The word of good pay for a somewhat easily acquired skill brought a flood of workers to meet the increasing demand and the staggering number of new weavers competing for these positions sent wages spiraling downward.

The arrival of the new steam-powered looms also provided new factory jobs, but this only served to drive earnings down even further. By May of 1808, the average pay for an 84-hour week was now down to about eight shillings. As a result, the Weavers’ Minimum Wage Bill was presented to and subsequently rejected by the House of Commons. A few days later, 6,000 weavers gathered in Manchester to protest and call for a 33 percent wage increase.

It didn’t work.

In fact, the weavers are generally seen as the first real victims of the industrial revolution. Protests, strikes and rioting were rampant across Europe and the newly founded United States into the mid-1800s, casting them as battered icons of the skilled workers’ decline.

In his essay, Signs of the Times: The “Mechanical Age,” Victorian philosopher and educator Thomas Carlyle summed up the specter of the craftsman’s coming obsolescence at the hands of progress this way: “On every hand, the living artisan is driven from his workshop to make room for the speedier, inanimate one.
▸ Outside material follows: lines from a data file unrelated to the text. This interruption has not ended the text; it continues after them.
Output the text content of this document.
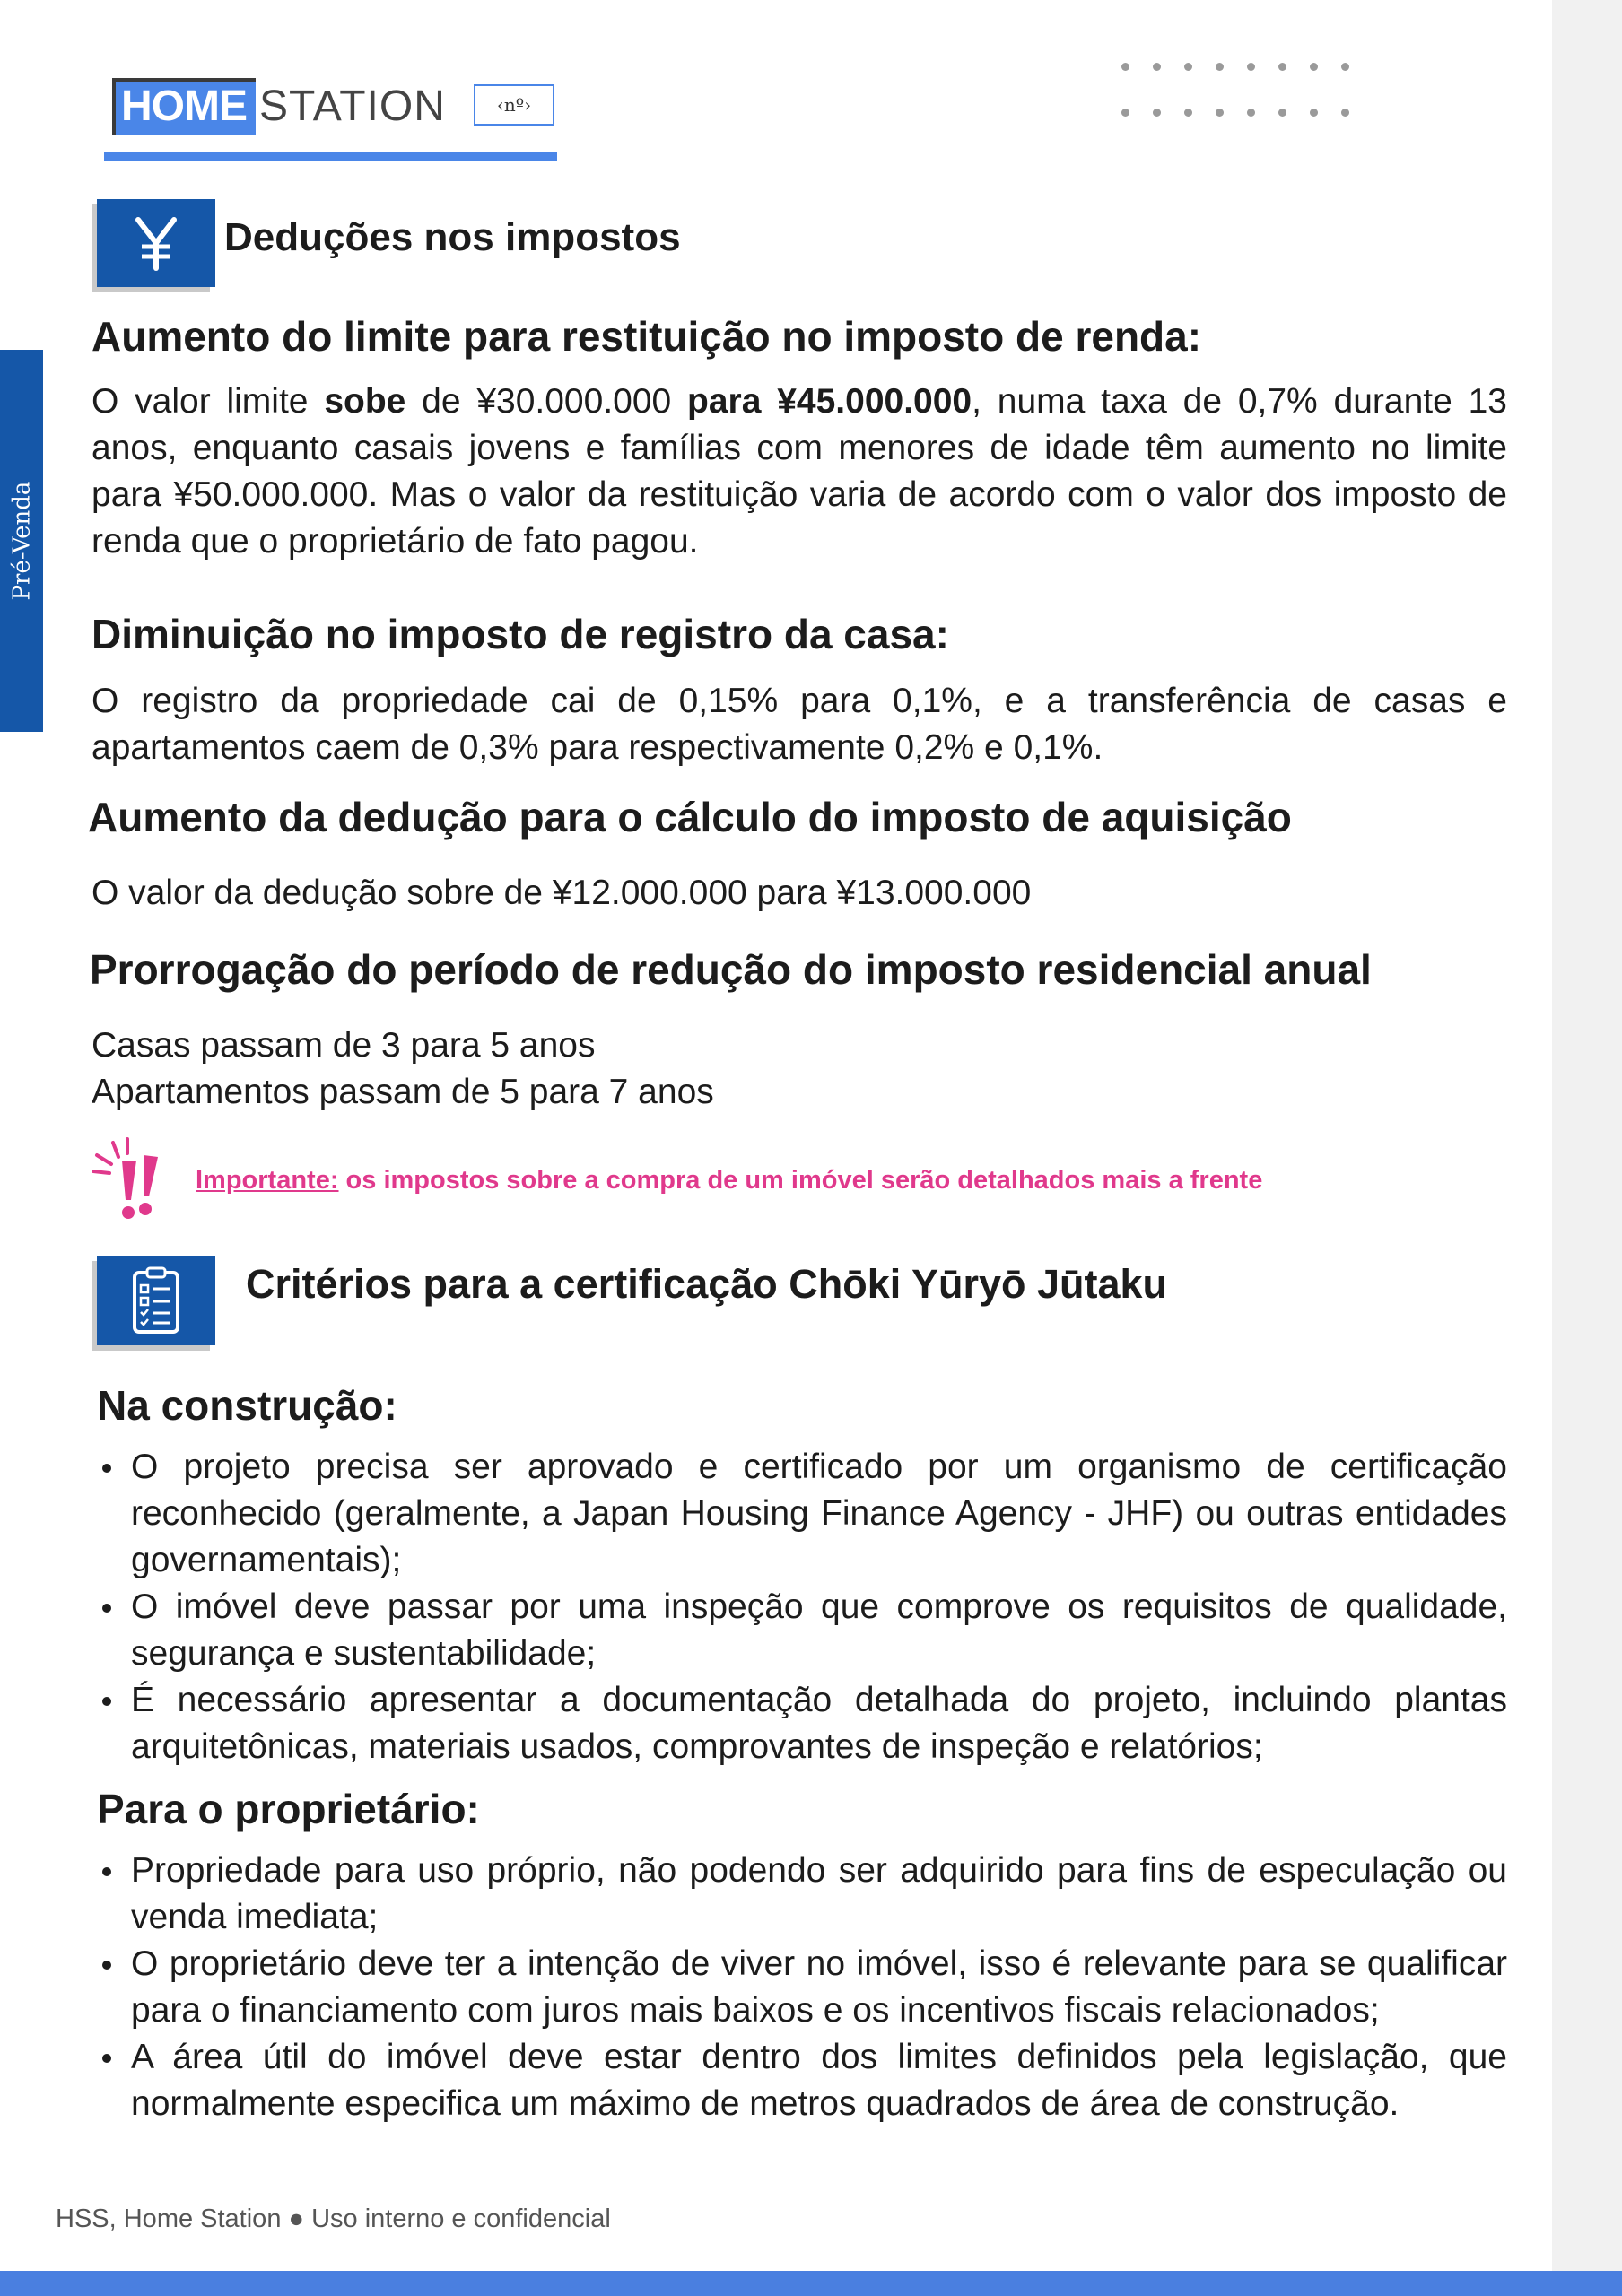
HOME STATION	‹nº›
Pré-Venda
Deduções nos impostos
Aumento do limite para restituição no imposto de renda:
O valor limite sobe de ¥30.000.000 para ¥45.000.000, numa taxa de 0,7% durante 13 anos, enquanto casais jovens e famílias com menores de idade têm aumento no limite para ¥50.000.000. Mas o valor da restituição varia de acordo com o valor dos imposto de renda que o proprietário de fato pagou.
Diminuição no imposto de registro da casa:
O registro da propriedade cai de 0,15% para 0,1%, e a transferência de casas e apartamentos caem de 0,3% para respectivamente 0,2% e 0,1%.
Aumento da dedução para o cálculo do imposto de aquisição
O valor da dedução sobre de ¥12.000.000 para ¥13.000.000
Prorrogação do período de redução do imposto residencial anual
Casas passam de 3 para 5 anos
Apartamentos passam de 5 para 7 anos
Importante: os impostos sobre a compra de um imóvel serão detalhados mais a frente
Critérios para a certificação Chōki Yūryō Jūtaku
Na construção:
O projeto precisa ser aprovado e certificado por um organismo de certificação reconhecido (geralmente, a Japan Housing Finance Agency - JHF) ou outras entidades governamentais);
O imóvel deve passar por uma inspeção que comprove os requisitos de qualidade, segurança e sustentabilidade;
É necessário apresentar a documentação detalhada do projeto, incluindo plantas arquitetônicas, materiais usados, comprovantes de inspeção e relatórios;
Para o proprietário:
Propriedade para uso próprio, não podendo ser adquirido para fins de especulação ou venda imediata;
O proprietário deve ter a intenção de viver no imóvel, isso é relevante para se qualificar para o financiamento com juros mais baixos e os incentivos fiscais relacionados;
A área útil do imóvel deve estar dentro dos limites definidos pela legislação, que normalmente especifica um máximo de metros quadrados de área de construção.
HSS, Home Station ● Uso interno e confidencial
The shuttle drops from the fingers of the weaver and falls into iron fingers that ply it faster.”

When I began to write this, my intention was to derive inspiration from the solutions the weavers must surely have arrived upon as a means toward the survival of their families and their very craft. Unfortunately, these stories and their details seem submerged in history’s brackish, muddied waters, leaving the unnerving impression that these skilled workers were all but wiped out beneath the crushing boot of industrial tyranny.
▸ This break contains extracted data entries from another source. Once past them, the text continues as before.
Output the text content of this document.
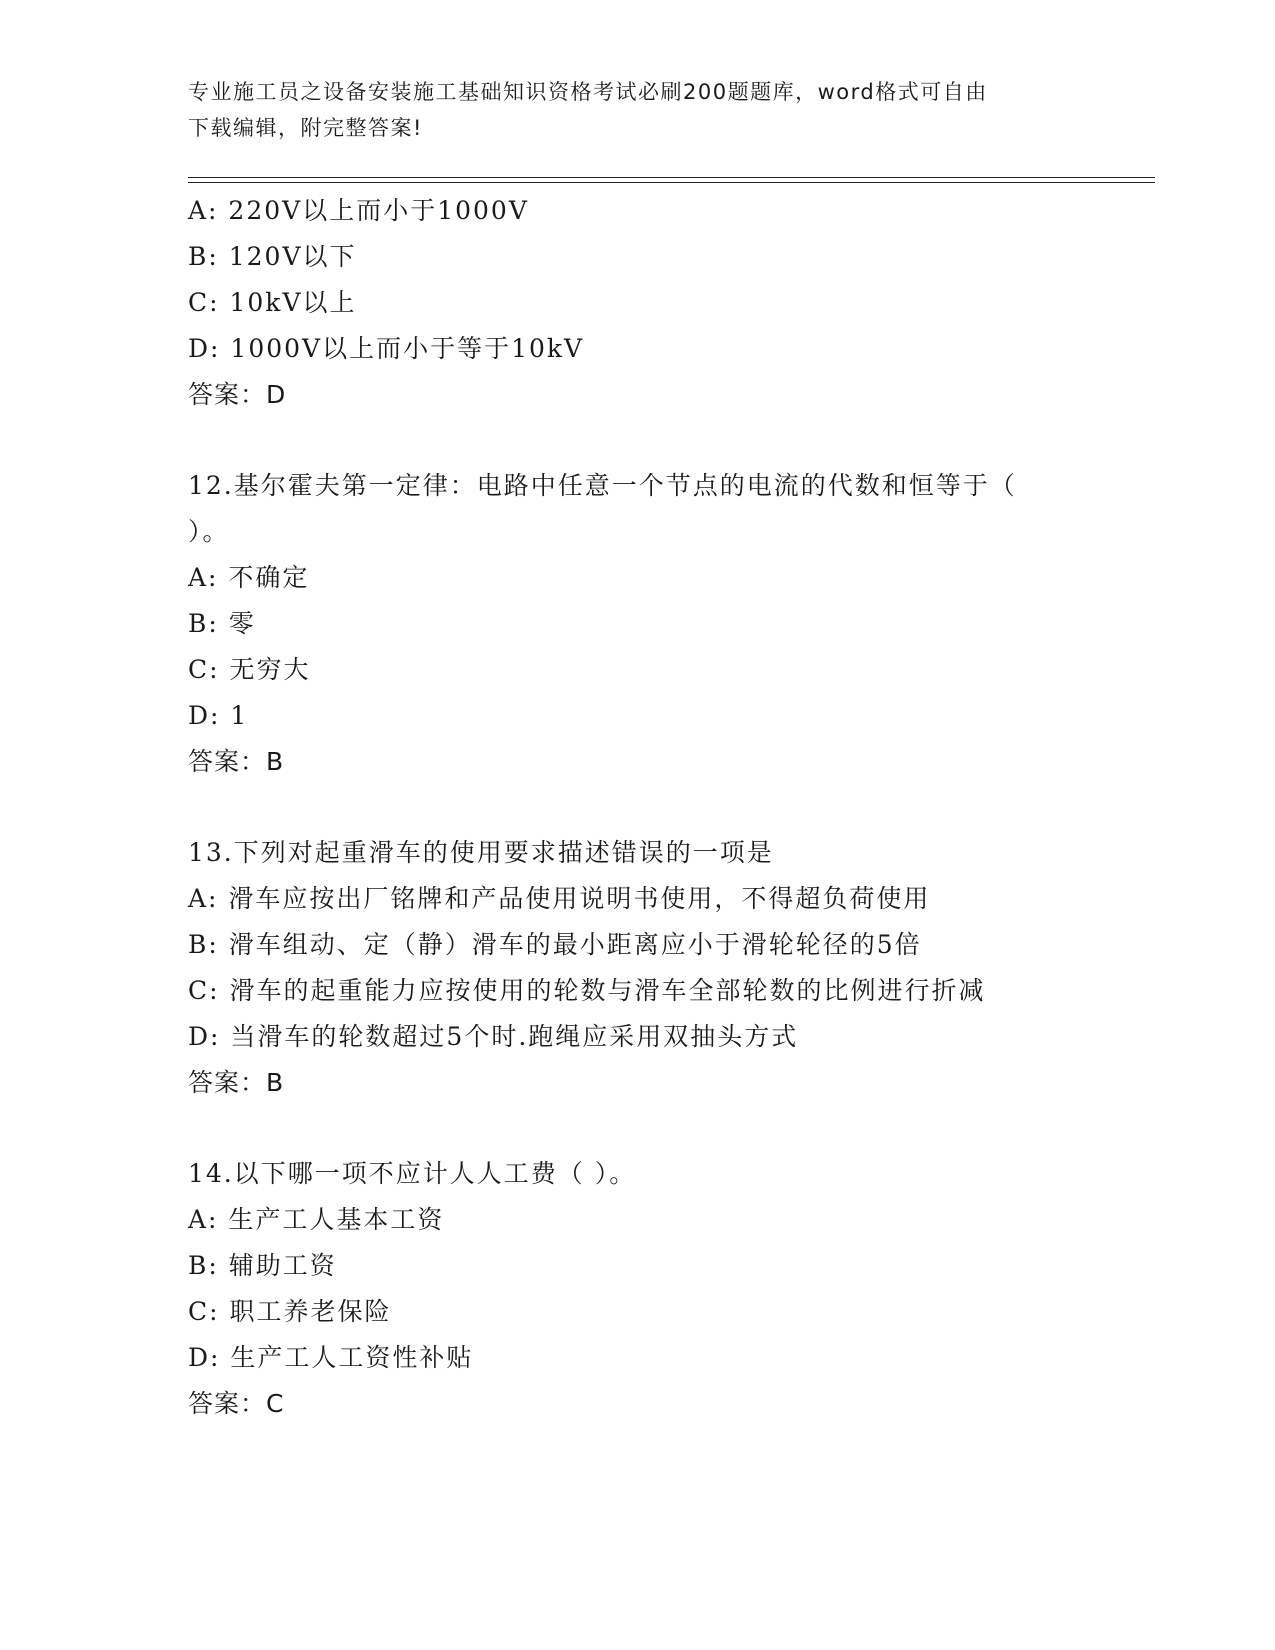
专业施工员之设备安装施工基础知识资格考试必刷200题题库，word格式可自由
下载编辑，附完整答案!
A: 220V以上而小于1000V
B: 120V以下
C: 10kV以上
D: 1000V以上而小于等于10kV
答案：D
12.基尔霍夫第一定律：电路中任意一个节点的电流的代数和恒等于（
）。
A: 不确定
B: 零
C: 无穷大
D: 1
答案：B
13.下列对起重滑车的使用要求描述错误的一项是
A: 滑车应按出厂铭牌和产品使用说明书使用，不得超负荷使用
B: 滑车组动、定（静）滑车的最小距离应小于滑轮轮径的5倍
C: 滑车的起重能力应按使用的轮数与滑车全部轮数的比例进行折减
D: 当滑车的轮数超过5个时.跑绳应采用双抽头方式
答案：B
14.以下哪一项不应计人人工费（ ）。
A: 生产工人基本工资
B: 辅助工资
C: 职工养老保险
D: 生产工人工资性补贴
答案：C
A cautionary tale, indeed.

Those of us out there attempting to make a living making music can certainly sense the financial down-sizing within our own industry, which seems to be in a now-constant state of transformation.

It’s not just that technology we employ has become increasingly affordable, bringing scores of new players into the game, either. The products we design, manufacture, and distribute are perpetually being re-monetized and re-valued by a consumer base that increasingly feels that it shouldn’t have to pay for music at all, much less whatever arbitrary price-point we try to affix to it.
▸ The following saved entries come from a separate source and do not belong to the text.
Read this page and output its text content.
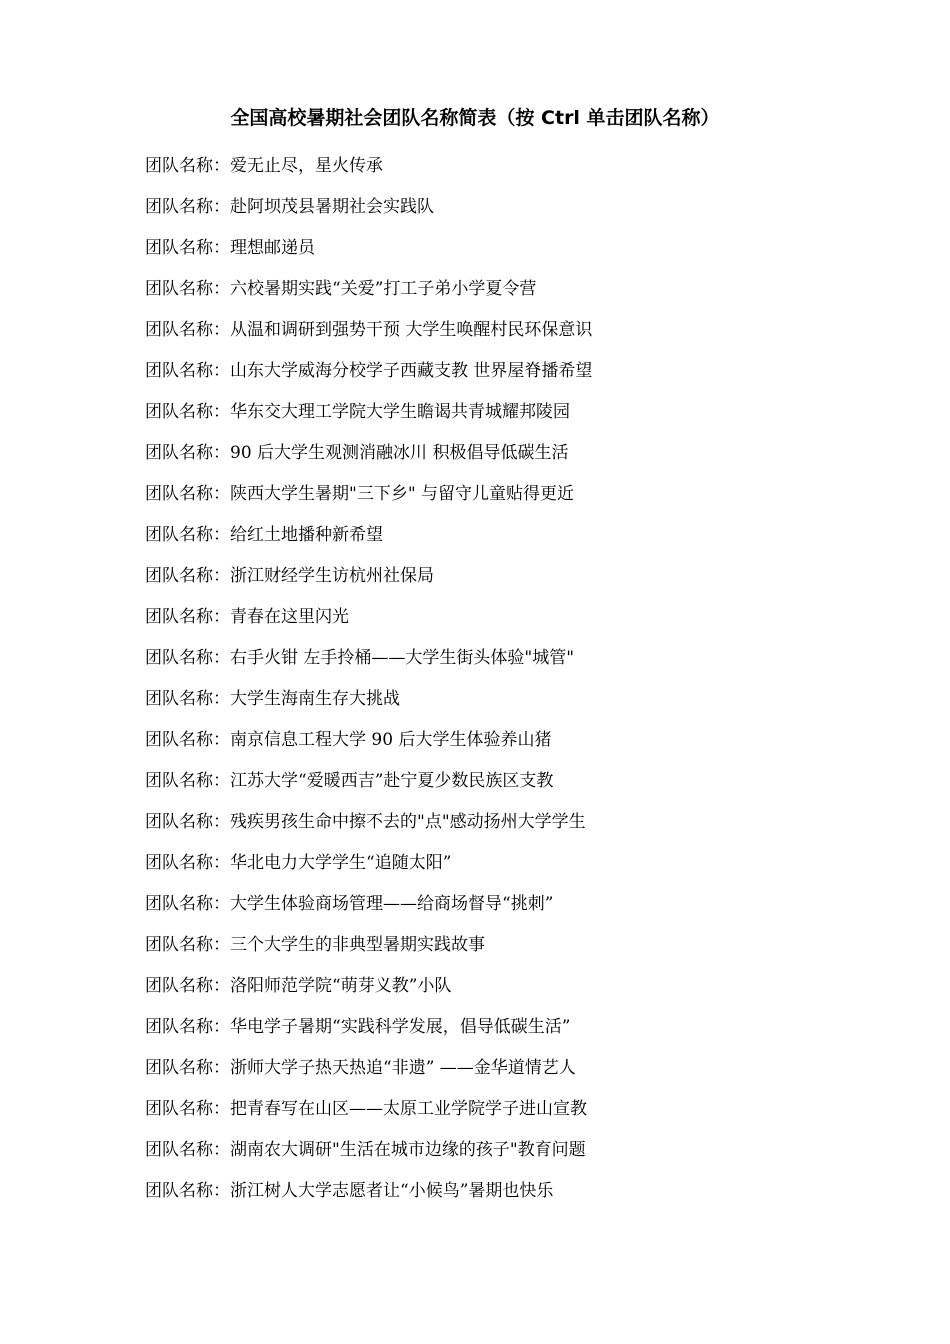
全国高校暑期社会团队名称简表（按 Ctrl 单击团队名称）
团队名称：爱无止尽，星火传承
团队名称：赴阿坝茂县暑期社会实践队
团队名称：理想邮递员
团队名称：六校暑期实践“关爱”打工子弟小学夏令营
团队名称：从温和调研到强势干预 大学生唤醒村民环保意识
团队名称：山东大学威海分校学子西藏支教 世界屋脊播希望
团队名称：华东交大理工学院大学生瞻谒共青城耀邦陵园
团队名称：90 后大学生观测消融冰川 积极倡导低碳生活
团队名称：陕西大学生暑期"三下乡" 与留守儿童贴得更近
团队名称：给红土地播种新希望
团队名称：浙江财经学生访杭州社保局
团队名称：青春在这里闪光
团队名称：右手火钳 左手拎桶——大学生街头体验"城管"
团队名称：大学生海南生存大挑战
团队名称：南京信息工程大学 90 后大学生体验养山猪
团队名称：江苏大学“爱暖西吉”赴宁夏少数民族区支教
团队名称：残疾男孩生命中擦不去的"点"感动扬州大学学生
团队名称：华北电力大学学生“追随太阳”
团队名称：大学生体验商场管理——给商场督导“挑刺”
团队名称：三个大学生的非典型暑期实践故事
团队名称：洛阳师范学院“萌芽义教”小队
团队名称：华电学子暑期“实践科学发展，倡导低碳生活”
团队名称：浙师大学子热天热追“非遗” ——金华道情艺人
团队名称：把青春写在山区——太原工业学院学子进山宣教
团队名称：湖南农大调研"生活在城市边缘的孩子"教育问题
团队名称：浙江树人大学志愿者让“小候鸟”暑期也快乐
As this endgame changes, we the artists, producers, and engineers creating this content must certainly adapt to this change and its associated challenges. We can also avoid extinction by holding fast to core principles, like service.

Service begins in the environment we provide for our clients. A nurturing, comfortable playground where every cable is instantly at hand, fresh water is ever-present, and a cup of quality tea or coffee can be conjured within moments.

An overall spirit of collaboration with the artists is a highly sought-after feature of this same concept. I am always taken aback when hearing of a producer who is completely unyielding in his vision and decisions, even if the artist hates it. The artist’s name is big, on the front of the album. Ours is small and on the back. If an artist has even the slightest misgivings about the end product, they probably won’t come back or recommend our work to anyone else, either.

In the music world, there are often somewhat relaxed standards with regard to such things as hard work, punctuality, and courtesy. These are the hallmarks of a good employee, as they are for the self-employed.

Our experience, expertise, and musical sensibility all help to make what we offer worth more than the mere mastery of the latest tools. Like knowing when, when not to, and why to employ hardware and software solutions. Recognizing when the vocalist is fatigued, or that the acoustic guitar is slightly out of tune, or any of the hundreds of other tiny decisions that need to be made during the course of a single recording session.

I believe our own industrial survival lies within these things that aren’t so much taught as they are assimilated along the way. Not just the love and respect we hold for our craft, but for people as well.